Dear Reader,
Life's been hard and complicated due to health reasons for me. It has lead me to doing a new form of journaling that is hard for me. As I have been working very hard on this stuff to try and glue my head together, I am reminded of a military expression that's been thrown around in my family for a long time.
It's not retreat, it's attacking in another direction.
I'm not sure if this came from the Marines in the family or from the Army soldiers. It's one of the things that I try to apply in my life when I have to stop, step back, or otherwise change direction on a project (or pretty much anything else in my life).

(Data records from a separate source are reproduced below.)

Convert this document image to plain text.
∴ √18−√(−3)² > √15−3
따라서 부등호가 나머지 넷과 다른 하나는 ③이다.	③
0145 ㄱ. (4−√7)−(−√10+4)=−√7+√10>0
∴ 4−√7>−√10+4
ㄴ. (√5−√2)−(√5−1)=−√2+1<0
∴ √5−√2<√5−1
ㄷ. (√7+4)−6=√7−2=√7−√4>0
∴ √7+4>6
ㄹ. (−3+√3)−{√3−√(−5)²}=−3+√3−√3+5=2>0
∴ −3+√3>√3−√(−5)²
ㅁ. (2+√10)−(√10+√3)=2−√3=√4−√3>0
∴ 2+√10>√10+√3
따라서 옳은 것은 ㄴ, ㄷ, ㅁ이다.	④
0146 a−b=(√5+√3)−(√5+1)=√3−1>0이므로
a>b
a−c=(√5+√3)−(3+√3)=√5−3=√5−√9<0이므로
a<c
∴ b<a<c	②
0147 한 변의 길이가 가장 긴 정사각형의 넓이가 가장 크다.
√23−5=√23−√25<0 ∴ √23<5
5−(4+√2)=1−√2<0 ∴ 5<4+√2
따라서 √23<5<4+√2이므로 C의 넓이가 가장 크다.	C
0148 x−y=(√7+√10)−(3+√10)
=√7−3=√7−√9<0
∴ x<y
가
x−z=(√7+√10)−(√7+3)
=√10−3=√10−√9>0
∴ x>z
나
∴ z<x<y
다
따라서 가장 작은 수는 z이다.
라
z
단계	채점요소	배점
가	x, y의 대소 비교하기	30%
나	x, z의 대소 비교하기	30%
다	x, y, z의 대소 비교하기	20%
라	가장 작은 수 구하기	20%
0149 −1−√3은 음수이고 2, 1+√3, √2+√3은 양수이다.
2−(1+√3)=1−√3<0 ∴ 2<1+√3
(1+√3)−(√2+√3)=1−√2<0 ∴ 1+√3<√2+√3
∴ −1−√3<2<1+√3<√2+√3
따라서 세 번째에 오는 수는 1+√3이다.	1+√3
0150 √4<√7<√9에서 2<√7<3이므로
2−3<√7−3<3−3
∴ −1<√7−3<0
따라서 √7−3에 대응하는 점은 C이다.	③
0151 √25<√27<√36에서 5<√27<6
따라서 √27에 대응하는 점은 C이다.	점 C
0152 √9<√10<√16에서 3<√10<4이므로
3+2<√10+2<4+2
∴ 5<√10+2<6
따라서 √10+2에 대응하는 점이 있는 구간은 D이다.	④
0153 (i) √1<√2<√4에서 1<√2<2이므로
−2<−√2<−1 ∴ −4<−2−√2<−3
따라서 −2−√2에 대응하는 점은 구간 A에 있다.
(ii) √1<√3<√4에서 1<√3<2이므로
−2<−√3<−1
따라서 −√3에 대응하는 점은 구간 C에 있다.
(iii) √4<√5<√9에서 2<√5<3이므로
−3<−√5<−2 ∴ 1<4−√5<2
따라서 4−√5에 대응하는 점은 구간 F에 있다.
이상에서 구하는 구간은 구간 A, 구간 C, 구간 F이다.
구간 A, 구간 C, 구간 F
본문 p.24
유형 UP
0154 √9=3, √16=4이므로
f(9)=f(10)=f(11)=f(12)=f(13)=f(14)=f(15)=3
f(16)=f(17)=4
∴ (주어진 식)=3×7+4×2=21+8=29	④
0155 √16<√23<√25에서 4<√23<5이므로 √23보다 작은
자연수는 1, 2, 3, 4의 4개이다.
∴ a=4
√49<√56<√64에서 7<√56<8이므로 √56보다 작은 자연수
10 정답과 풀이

You're not giving up when you have to change position, you are simply changing position and approaching your problem/enemy from a different front. This little military bit of wit has been a profound source of comfort when things get hard. (Sounds strange, comfort from the military?) I haven't been defeated or failed because I had to change what I was doing. I just had to change and attack from another direction. That direction might be back forty yards from where I was initially standing, but it doesn't mean that I'm not still fighting.
Doing anything as a disabled person can be exhausting. You get a limited amount of energy to do things. The way I try to work around this is scheduling my day extensively. The fairly rigid structure of my day is somedays exactly what I need to carry me through when I'm not doing well. On other days, it is oppressive and it makes things harder. Those days, I back off and try things from a different angle. And on the days that I just can't do things, like when I had migraines for three days in a row last week, I rest secure in the knowledge that hiding behind a shieldwall for a moment to catch your breath doesn't mean that you're out of the fight. It's making a tactical maneuver to reserve your energy for when you can strike.